Finalement la jeune fille accepte d’ôter son voile. L’infirmière a en effet besoin de l’épingle qui maintient l’étoffe en place pour suturer la plaie d’un manifestant. Entre Egyptiens d’obédiences différentes, un mince fil de solidarité se tisse. La scène se passe à l’intérieur d’un fourgon cellulaire de l’armée égyptienne. « Clash » raconte cet enfermement oppressant qui se transpose par contamination dans la salle de cinéma.
L’histoire se passe en 2013, deux après le début de la révolution égyptienne qui vit successivement la destitution du président Moubarak, l’élection d’un Frère Musulman à la tête du pays et le renversement de ce dernier par l’armée. La ville du Caire est en plein chaos, les habitants se déchirent tandis que les militaires tentent de reprendre le contrôle sans prendre de gants.
Pour réaliser son film sorti le 14 septembre, Mohamed Diab a casé l’équipe de tournage dans le fourgon cellulaire. Un peu comme dans « Lebanon » où toute l’action se situe à l’intérieur d’un char israélien, le réalisateur de « Clash » force l’empathie des spectateurs, contraints de bout en bout à la claustration dans une succession de plans forcément très rapprochés.
Cela débute par deux journalistes jetés dans le camion métallique avec ses fenêtres grillagées. Les militaires coffrent tous ceux qui passent à proximité. Si bien que petit à petit, le fourgon se remplit de toutes les catégories de belligérants, les pro-laïcité, les pro-militaires, les Frères Musulmans et au moins un chrétien. Il y a surtout des hommes dont un drôlement casqué d’un panier à salade, mais aussi deux femmes et un enfant. Comme les prisons sont pleines, on l’apprendra plus tard, le fourgon erre sans destination précise. Il est difficile de ne pas se laisser se saisir par l’angoisse de ce que peut être une rafle et le sentiment d’inquiétude qui va de pair avec un sort forcément indéterminé.
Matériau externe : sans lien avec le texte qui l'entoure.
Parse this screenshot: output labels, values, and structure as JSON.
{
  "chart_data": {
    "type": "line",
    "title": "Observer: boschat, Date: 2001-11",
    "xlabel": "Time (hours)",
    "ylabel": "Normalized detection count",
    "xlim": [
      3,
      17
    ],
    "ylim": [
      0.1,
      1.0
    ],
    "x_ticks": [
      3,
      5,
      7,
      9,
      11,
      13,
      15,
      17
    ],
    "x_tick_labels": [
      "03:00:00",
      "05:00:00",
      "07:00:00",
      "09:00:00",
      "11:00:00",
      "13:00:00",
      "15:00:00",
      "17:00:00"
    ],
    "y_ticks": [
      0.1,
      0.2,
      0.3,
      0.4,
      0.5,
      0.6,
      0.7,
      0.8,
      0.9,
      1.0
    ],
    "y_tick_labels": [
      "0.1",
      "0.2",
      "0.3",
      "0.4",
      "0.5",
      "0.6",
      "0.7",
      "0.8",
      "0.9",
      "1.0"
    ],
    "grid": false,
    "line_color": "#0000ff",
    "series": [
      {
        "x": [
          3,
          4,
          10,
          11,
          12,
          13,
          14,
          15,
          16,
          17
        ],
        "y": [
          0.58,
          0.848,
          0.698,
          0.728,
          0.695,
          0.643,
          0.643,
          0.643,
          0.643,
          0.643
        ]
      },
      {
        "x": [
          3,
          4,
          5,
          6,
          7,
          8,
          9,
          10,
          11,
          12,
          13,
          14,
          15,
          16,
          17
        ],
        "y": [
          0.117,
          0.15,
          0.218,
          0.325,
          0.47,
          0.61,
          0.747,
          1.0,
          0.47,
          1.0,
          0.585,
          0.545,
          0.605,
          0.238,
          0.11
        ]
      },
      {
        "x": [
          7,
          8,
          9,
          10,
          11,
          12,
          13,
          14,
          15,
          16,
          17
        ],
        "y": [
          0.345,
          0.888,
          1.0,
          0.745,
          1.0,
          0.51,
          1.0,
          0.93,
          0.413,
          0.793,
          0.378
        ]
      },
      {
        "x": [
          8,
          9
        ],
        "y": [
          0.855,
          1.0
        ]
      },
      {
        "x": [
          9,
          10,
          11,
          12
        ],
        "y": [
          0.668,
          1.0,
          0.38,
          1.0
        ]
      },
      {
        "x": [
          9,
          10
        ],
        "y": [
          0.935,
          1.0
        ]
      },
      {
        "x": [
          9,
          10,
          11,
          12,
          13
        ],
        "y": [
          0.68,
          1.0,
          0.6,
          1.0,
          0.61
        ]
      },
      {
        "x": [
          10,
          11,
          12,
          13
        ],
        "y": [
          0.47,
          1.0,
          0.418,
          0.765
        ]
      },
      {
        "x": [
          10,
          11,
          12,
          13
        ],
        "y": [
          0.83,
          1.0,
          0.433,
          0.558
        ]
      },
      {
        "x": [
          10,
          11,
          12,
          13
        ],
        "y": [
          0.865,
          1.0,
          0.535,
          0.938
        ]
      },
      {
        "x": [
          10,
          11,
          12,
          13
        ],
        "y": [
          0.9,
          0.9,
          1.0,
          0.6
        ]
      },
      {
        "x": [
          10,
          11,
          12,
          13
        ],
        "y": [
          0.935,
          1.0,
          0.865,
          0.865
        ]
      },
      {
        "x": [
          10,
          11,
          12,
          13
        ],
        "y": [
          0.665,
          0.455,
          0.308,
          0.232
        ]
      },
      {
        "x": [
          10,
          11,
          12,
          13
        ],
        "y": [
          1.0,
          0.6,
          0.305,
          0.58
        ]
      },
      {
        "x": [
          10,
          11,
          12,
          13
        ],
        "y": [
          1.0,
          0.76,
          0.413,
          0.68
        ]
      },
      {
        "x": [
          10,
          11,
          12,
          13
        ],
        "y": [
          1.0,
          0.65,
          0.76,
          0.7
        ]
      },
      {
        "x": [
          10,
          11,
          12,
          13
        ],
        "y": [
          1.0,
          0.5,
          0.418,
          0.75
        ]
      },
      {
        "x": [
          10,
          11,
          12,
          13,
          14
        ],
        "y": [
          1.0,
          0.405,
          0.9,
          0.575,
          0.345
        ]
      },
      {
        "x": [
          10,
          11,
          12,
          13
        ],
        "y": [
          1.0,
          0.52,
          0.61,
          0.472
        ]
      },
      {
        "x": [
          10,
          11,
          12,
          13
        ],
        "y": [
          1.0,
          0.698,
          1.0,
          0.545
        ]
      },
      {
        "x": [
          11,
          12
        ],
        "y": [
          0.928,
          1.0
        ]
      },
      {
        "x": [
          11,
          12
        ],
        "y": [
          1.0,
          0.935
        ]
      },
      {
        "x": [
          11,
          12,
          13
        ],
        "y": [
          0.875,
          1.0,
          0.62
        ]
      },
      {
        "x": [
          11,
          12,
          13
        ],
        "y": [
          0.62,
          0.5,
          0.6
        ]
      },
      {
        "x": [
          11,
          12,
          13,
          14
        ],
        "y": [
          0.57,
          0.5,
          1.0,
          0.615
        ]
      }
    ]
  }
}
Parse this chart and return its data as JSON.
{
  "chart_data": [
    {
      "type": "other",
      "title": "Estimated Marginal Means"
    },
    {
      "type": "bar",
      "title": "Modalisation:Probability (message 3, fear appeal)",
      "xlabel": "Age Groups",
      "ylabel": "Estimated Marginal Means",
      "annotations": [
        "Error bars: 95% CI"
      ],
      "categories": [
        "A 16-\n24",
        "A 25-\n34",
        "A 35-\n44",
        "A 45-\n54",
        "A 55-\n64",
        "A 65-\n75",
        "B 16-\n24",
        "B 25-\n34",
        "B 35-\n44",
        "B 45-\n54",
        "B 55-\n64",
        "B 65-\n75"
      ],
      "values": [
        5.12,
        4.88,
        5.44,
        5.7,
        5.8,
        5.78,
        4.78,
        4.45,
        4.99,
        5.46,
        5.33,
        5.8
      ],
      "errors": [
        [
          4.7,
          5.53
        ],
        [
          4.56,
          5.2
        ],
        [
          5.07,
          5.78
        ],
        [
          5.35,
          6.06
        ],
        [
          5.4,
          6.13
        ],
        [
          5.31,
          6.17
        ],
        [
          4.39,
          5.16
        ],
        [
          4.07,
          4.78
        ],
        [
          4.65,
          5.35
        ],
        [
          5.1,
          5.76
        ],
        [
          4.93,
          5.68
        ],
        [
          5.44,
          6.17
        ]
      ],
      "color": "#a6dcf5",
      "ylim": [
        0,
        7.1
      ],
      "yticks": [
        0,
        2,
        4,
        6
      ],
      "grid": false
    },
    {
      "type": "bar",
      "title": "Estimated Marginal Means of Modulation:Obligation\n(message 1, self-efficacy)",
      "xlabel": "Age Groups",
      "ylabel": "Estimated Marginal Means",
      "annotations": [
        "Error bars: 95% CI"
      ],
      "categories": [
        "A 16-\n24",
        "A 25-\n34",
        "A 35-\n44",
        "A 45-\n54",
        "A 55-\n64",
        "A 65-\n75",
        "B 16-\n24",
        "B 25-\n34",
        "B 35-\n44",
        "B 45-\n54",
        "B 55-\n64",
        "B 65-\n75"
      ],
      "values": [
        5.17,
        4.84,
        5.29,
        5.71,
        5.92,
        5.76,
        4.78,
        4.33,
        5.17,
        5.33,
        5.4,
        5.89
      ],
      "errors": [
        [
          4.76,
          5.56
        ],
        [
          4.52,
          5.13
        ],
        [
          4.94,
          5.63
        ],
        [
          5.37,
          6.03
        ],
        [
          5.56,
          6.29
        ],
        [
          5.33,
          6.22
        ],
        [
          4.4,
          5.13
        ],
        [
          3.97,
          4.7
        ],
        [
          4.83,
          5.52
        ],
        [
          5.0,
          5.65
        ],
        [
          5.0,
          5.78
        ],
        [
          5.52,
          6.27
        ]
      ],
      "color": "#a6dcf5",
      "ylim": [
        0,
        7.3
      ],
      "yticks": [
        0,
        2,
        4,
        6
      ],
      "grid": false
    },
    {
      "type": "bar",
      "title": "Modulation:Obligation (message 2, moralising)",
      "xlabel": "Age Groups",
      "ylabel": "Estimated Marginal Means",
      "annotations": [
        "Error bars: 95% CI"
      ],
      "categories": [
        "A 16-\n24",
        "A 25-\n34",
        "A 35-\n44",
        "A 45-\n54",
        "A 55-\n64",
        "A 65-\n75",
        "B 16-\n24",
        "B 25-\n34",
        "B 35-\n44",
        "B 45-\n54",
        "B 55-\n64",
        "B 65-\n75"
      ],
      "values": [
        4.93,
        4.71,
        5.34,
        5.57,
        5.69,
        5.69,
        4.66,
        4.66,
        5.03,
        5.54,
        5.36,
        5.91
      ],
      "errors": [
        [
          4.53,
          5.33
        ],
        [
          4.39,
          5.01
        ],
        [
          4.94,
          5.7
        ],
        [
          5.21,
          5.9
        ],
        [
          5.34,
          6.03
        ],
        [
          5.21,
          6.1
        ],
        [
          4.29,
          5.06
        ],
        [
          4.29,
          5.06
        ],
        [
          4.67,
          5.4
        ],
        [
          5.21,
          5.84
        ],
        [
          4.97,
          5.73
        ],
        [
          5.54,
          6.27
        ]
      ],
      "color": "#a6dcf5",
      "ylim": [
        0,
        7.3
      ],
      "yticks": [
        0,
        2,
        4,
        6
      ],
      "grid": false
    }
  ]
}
On le comprend, toute l’intrigue est basée sur cette cohabitation forcée entre gens d’un même pays que séparent des convictions diamétralement opposées. Les engueulades sont violentes, la situation est toujours sur le point de dégénérer. Tout se complique quand il faut soigner quelques blessures. L’une des deux femmes est infirmière et lorsqu’elle se propose de soigner l’un des Frères Musulmans, celui-ci refuse dans un premier temps de se laisser toucher par une femme. Avec un peu de ruse et un peu de concession des deux bords elle y arrive pourtant. Le temps passe péniblement dans ce fourgon transformé en chaudron d’humanité exaspérée. Il faut composer et quand ce n’est pas le cas, l’armée fait donner le canon à eau. Les voilà traités comme des bêtes sauf que l’armée dehors c’est aussi des Egyptiens et qu’à deux moments, un militaire donne une bouteille pleine d’eau pour boire et une vide pour uriner. Quand c’est une femme appartenant à aux Frères Musulmans qui a besoin de soulager, tout le monde arrive à se mettre d’accord pour tourner le dos afin de lui éviter une humiliation.
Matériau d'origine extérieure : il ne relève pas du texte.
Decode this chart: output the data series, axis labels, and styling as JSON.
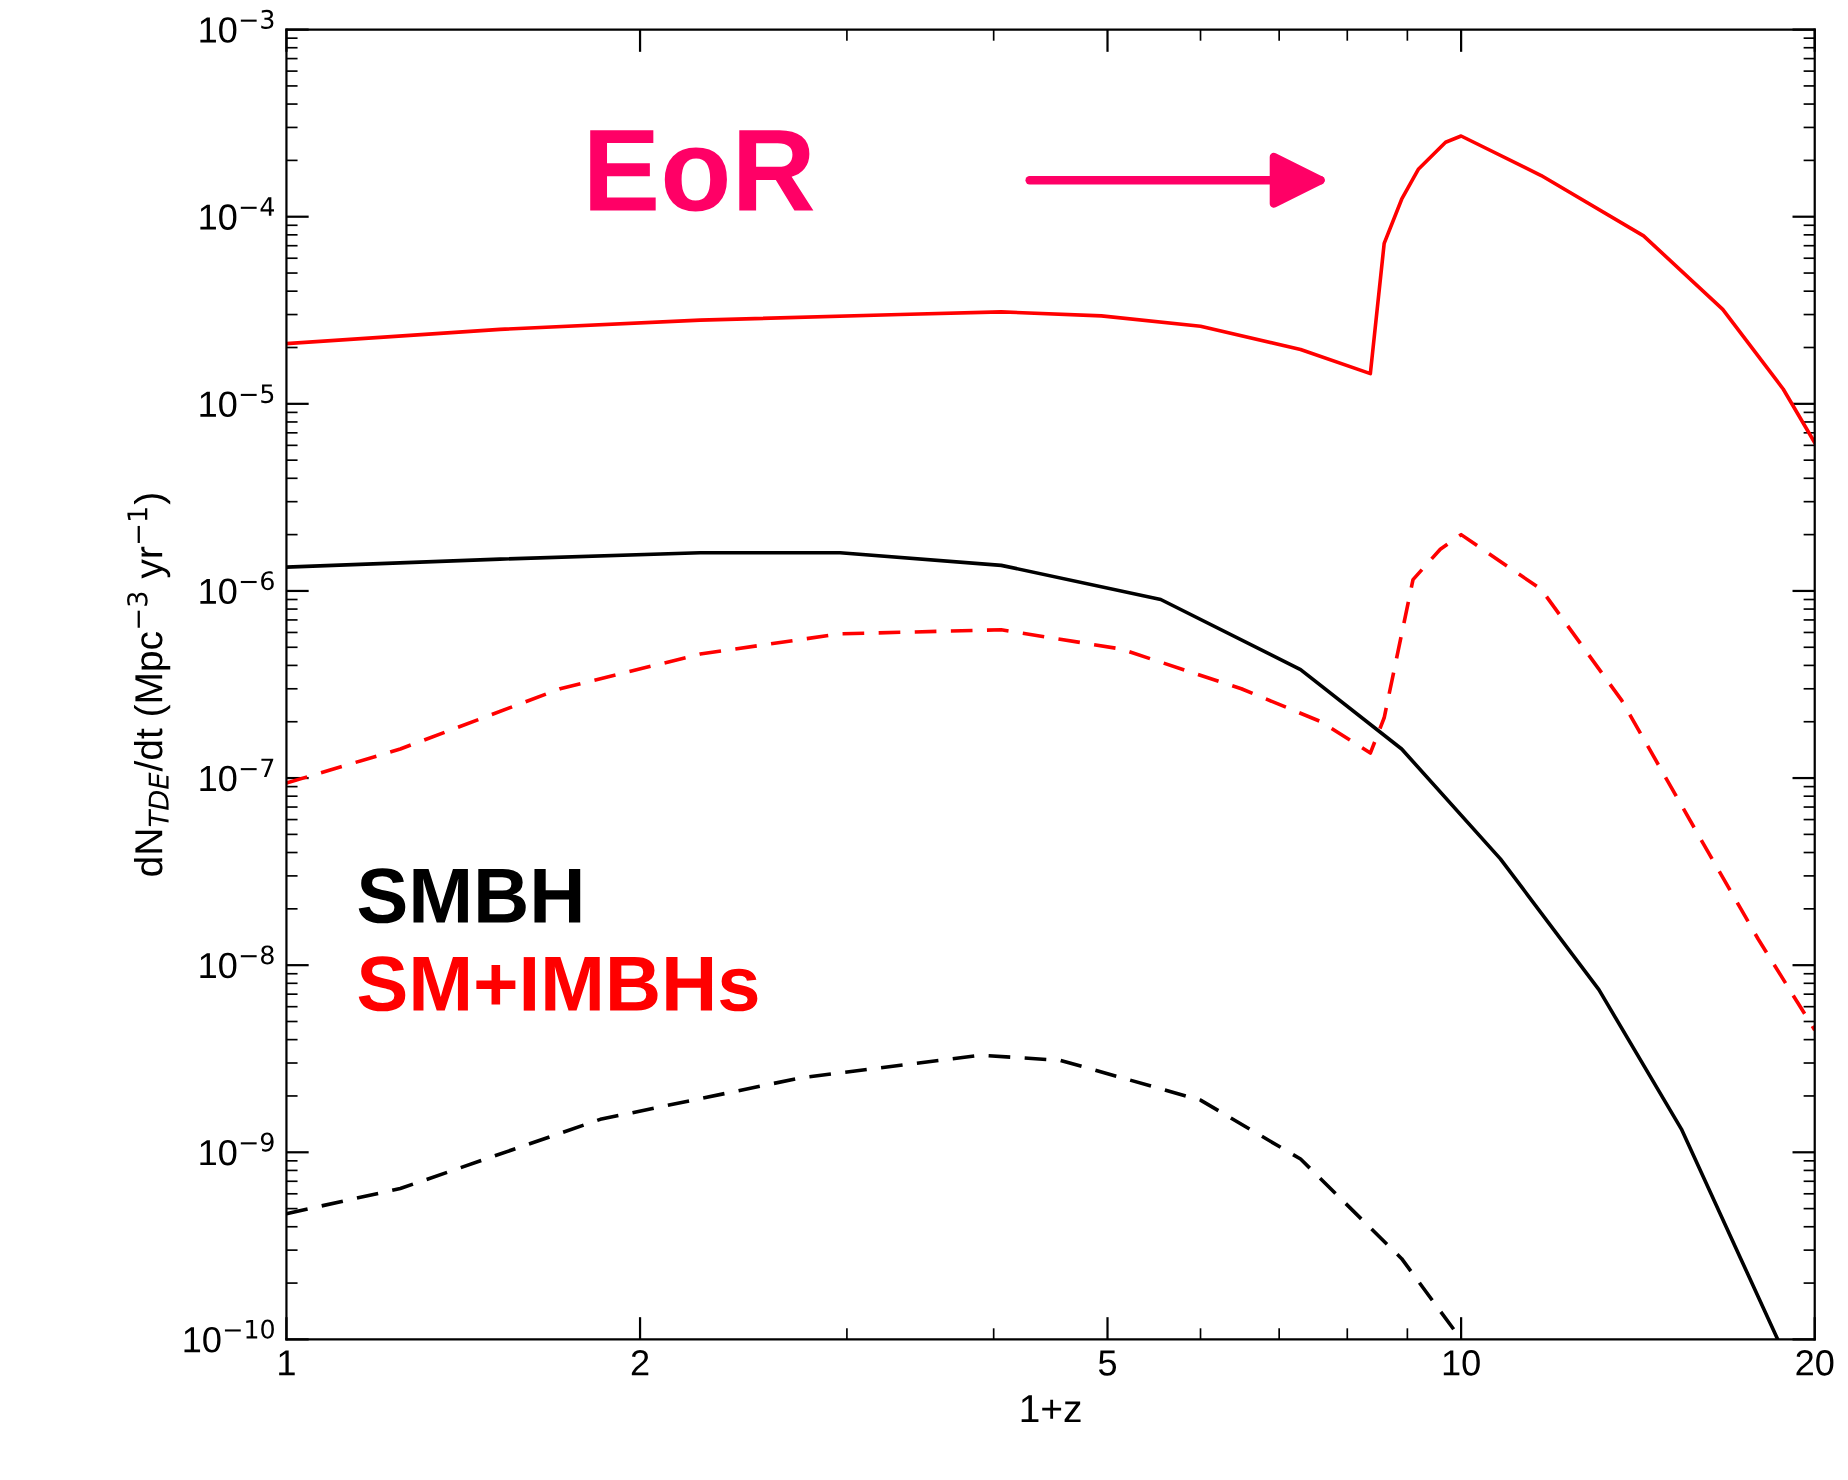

Des balles de fusil qui viennent percer la carrosserie, des pierres lancées par toute une foule qui cabossent le métal: la peur viscérale de la mort se substitue souvent au calme très relatif du huis-clos. La nuit du Caire est en outre striée des éclats verts des stylos lasers. Les rayons fluo des pointeurs pénètrent le fourgon ajoutant au bazar ambiant un genre d’apocalypse lumineuse très bien rendue, du moins l’imagine-t-on si l’on n’a pas connu soi-même les joies de la guerre civile.
« Clash » n’est en rien un robinet d’eau tiède et ce n’est certes pas le bon film à voir en famille avec l’esquimau glacé ou le carton de pop-corn. Mais il nous donne à penser sur ce qui arrive lorsqu’un pays bascule et, la chance que l’on a finalement de retrouver à la sortie, une place Gambetta où tout le monde profite encore des dernières douceurs de l’été. A un jet de pierre ou de laser du MK2.